= Camille Charrière =

French-English fashion influencer (born 1987)

Camille Sylvie Charrière (born August 1987) is a French and English fashion influencer and writer. Since 2022 she has been a contributing editor at British Elle.

== Early life ==
Charrière was born to an English-French mother and French father in August 1987. Charrière grew up in Paris and completed a bachelor's degree and master's degree in law at Paris Nanterre University. She moved to London to pursue a career in finance before starting a fashion blog and quit her finance job in 2012.

== Career ==
After she began her blog Camille Over the Rainbow she took on a writing role at Net-a-Porter. She briefly wrote for Matches Fashion. Her blog is now defunct. Between 2016 and 2020 she was a co-host (alongside Monica Ainley) of the Fashion No Filter podcast, notably interviewing Margaret Zhang and Susan Sarandon among others.
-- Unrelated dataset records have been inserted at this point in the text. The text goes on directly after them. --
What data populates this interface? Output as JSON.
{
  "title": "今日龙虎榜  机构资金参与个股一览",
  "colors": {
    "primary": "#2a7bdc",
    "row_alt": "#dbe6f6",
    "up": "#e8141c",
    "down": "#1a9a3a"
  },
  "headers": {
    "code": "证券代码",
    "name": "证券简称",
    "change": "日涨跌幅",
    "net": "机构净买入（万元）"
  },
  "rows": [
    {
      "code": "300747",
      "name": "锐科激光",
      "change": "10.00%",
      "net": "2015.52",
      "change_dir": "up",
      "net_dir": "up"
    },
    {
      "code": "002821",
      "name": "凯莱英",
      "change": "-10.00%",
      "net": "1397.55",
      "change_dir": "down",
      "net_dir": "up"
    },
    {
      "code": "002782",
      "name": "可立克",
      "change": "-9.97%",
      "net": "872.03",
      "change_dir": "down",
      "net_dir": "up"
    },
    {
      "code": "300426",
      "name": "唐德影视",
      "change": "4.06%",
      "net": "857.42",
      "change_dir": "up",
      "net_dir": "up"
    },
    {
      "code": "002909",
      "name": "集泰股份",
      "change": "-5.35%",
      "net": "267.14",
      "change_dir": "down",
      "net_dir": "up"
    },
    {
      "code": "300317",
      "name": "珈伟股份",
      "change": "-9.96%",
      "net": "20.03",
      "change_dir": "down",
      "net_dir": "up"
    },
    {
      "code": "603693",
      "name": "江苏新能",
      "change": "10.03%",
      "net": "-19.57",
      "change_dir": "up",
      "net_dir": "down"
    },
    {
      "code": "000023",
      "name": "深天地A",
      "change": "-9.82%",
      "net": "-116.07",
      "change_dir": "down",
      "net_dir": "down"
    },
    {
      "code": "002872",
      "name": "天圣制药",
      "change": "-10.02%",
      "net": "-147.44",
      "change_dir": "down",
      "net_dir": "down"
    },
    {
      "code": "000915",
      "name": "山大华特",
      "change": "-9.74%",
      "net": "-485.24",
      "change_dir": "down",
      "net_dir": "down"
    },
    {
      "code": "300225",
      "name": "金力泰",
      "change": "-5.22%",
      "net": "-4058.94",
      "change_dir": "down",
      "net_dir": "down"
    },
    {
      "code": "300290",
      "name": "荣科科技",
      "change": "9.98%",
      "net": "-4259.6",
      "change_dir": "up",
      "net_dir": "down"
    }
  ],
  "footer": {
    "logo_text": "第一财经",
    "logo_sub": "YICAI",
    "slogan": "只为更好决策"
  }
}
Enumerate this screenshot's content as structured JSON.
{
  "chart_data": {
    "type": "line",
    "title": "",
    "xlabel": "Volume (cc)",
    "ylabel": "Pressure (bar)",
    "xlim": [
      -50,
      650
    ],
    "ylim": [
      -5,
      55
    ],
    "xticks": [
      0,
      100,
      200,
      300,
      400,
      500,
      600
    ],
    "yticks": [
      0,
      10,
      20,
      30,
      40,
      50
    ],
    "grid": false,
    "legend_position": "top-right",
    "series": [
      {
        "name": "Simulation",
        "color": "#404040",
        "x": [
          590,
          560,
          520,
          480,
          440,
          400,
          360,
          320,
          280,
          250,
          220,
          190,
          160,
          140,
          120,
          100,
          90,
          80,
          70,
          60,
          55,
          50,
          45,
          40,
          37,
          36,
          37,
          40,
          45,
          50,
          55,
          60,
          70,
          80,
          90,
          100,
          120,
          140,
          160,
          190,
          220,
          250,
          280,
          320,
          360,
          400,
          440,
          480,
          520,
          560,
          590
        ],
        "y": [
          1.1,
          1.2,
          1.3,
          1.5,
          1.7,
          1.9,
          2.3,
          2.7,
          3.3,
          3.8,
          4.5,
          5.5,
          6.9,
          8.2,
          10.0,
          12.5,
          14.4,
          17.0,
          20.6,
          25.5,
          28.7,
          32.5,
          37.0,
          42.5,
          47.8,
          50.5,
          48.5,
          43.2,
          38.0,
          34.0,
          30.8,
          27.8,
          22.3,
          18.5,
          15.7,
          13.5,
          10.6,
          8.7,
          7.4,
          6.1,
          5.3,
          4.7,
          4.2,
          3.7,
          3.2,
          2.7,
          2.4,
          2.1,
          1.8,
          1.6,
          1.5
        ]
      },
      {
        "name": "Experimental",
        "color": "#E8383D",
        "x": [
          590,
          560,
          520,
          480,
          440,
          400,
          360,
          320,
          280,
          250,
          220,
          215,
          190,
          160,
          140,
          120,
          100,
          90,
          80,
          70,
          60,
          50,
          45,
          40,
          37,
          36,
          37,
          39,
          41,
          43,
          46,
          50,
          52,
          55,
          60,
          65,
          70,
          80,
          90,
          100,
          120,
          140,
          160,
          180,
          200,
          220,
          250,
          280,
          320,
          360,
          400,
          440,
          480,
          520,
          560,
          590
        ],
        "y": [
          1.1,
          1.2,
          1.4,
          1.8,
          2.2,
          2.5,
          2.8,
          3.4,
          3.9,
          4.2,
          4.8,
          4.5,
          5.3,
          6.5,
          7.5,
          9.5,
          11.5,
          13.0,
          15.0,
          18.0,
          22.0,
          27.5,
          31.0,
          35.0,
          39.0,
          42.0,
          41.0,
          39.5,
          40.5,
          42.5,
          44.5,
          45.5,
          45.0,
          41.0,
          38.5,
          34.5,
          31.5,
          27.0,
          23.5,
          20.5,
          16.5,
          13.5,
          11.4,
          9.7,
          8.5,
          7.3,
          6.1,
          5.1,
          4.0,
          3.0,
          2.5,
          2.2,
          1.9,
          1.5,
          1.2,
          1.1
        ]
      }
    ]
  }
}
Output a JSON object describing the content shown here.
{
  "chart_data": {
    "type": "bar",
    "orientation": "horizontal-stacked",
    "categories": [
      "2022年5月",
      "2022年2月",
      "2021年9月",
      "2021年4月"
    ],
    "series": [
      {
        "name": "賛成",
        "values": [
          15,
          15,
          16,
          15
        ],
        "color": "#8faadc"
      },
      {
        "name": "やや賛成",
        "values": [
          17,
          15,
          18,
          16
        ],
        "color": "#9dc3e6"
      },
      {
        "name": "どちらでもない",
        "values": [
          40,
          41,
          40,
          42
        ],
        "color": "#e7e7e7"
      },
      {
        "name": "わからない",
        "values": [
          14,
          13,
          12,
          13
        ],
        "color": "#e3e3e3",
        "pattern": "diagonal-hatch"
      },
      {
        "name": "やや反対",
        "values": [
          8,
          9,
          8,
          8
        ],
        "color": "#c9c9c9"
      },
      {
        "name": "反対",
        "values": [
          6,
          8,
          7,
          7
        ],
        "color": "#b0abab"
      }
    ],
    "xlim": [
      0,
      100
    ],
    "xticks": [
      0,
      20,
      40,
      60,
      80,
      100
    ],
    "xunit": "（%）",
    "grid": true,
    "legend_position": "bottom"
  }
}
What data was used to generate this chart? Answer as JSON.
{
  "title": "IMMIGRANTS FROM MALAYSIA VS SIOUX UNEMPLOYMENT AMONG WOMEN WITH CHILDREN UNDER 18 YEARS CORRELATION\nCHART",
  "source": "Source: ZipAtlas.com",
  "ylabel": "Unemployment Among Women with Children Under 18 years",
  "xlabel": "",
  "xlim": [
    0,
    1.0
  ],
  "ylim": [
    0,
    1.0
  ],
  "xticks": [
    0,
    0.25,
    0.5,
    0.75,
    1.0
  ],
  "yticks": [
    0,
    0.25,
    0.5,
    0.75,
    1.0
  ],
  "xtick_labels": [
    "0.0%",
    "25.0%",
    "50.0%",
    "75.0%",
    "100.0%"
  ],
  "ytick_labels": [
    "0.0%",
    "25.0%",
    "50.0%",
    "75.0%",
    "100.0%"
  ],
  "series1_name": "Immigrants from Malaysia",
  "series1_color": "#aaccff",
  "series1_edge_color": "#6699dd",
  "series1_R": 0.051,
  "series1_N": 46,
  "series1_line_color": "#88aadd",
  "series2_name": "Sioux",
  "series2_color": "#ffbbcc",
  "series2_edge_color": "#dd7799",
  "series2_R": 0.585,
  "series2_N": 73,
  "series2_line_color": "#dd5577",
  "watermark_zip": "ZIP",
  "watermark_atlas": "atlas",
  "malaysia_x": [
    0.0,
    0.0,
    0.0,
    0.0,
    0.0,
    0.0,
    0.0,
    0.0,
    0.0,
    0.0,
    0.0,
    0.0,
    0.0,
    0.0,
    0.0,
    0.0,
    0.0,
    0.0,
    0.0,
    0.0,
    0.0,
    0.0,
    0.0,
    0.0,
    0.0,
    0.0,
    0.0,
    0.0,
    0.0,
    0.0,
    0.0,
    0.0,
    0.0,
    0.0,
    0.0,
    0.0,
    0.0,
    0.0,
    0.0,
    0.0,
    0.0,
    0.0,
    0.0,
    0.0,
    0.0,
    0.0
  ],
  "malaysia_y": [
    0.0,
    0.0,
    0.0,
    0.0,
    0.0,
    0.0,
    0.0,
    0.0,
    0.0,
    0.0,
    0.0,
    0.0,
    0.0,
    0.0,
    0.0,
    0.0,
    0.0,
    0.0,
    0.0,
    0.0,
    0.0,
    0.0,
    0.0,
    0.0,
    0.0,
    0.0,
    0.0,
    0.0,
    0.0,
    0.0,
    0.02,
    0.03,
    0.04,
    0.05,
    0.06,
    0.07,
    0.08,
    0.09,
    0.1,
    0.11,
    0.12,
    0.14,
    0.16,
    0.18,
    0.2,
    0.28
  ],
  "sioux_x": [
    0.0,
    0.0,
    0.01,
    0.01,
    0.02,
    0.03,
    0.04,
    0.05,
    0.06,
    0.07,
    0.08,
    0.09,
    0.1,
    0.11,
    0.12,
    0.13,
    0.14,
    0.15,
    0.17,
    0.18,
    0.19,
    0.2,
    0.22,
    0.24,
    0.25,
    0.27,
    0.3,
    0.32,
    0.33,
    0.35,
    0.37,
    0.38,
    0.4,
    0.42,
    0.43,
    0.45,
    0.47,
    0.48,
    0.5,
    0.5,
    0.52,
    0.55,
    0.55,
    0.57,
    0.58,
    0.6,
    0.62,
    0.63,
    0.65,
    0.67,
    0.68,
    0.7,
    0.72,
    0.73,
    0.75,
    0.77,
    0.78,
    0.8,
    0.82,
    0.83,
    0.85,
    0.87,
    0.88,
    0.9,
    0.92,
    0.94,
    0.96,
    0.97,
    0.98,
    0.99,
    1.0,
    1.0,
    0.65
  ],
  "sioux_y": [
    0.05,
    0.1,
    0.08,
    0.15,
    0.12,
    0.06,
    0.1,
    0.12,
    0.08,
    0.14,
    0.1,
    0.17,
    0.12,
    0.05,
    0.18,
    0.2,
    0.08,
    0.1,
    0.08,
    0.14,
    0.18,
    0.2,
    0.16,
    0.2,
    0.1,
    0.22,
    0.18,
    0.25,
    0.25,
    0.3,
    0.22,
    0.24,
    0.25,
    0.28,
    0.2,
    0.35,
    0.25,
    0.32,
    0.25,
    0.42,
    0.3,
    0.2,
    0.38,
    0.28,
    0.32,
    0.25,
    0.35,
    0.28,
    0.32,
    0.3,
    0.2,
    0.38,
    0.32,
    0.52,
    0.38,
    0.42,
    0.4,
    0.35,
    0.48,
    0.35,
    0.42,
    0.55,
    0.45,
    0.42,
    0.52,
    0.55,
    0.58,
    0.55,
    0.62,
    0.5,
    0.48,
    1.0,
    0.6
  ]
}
In 2022 she joined Elle UK as a contributing editor.

As of 2023, she had 1.4 million followers on Instagram. In 2025, it was announced that HarperCollins 4th Estate would publish Charrière's memoir of essays in February 2026.

Charrière has contributed to Elle, i-D, The New York Times, Vogue, British Vogue, The Wall Street Journal, and collaborated with Chloé, Mango, Harrods and more.